Hersteller oder Dienstanbieter hätten prinzipiell schon jetzt die Pflicht, einen rechtmäßigen Zugriff durch Technikgestaltung zu ermöglichen. Sie sollten dies aber so tun, "dass dies keine negativen Auswirkungen auf die Sicherheitslage ihrer Hardware- oder Softwarearchitekturen hat". "Unkooperativen" Dienstleistern müssten Sanktionen drohen.

Dazu kommt etwa der Ruf nach einer "Einführung eines harmonisierten EU-Systems zur Vorratsdatenspeicherung", das "technologieneutral und zukunftssicher" sein soll sowie aktuelle und künftige Datenverarbeiter, inklusive "Over the Top"-Plattformen, die Dienste wie Messaging direkt übers Internet anbieten.
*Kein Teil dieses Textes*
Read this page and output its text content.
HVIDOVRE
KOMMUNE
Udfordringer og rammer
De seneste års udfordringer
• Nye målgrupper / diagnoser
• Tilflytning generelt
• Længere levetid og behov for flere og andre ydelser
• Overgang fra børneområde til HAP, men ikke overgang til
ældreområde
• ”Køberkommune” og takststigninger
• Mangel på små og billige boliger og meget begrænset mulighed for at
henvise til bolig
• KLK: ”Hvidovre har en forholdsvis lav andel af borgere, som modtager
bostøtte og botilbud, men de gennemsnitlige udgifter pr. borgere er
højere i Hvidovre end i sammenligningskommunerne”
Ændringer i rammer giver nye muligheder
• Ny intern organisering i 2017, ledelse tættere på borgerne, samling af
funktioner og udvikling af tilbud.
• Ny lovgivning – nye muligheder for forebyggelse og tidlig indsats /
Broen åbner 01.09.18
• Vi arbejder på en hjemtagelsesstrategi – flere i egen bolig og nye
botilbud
Auch dabei sei der Zugriff auf "verständliche Daten" sicherzustellen. Bei Metadaten wie Standort- und Verbindungsinformationen und Teilnehmerdaten sollte es für den Serviceanbieter also eine Möglichkeit geben, diese bei einer Verschlüsselung "jederzeit während der Bereitstellung des Dienstes zu entschlüsseln".

Die HLG drängt ferner zumindest auf eine Auflage für Unternehmen, "Daten so lange aufzubewahren, dass jeder Nutzer eindeutig identifiziert werden kann", etwa über IP-Adresse und Portnummer. Anonymität im Netz wäre so nicht mehr möglich. Hierzulande tobt die Debatte über eine IP-Vorratsdatenspeicherung bereits. Die Innen- und Justizminister der EU sollen die Liste während ihres nächsten Treffens am 13. und 14. Juni besprechen und bis dahin "leicht zu erreichende Ziele" ausmachen, "die sofort weiterverfolgt oder angegangen werden" müssten. Die Spitzenkandidatin der Piratenpartei zur Europawahl, Anja Hirschel, warnt: "Die Going-Dark-Pläne sind ein nie dagewesener, maßloser Sprung direkt in eine vollüberwachte Gesellschaft."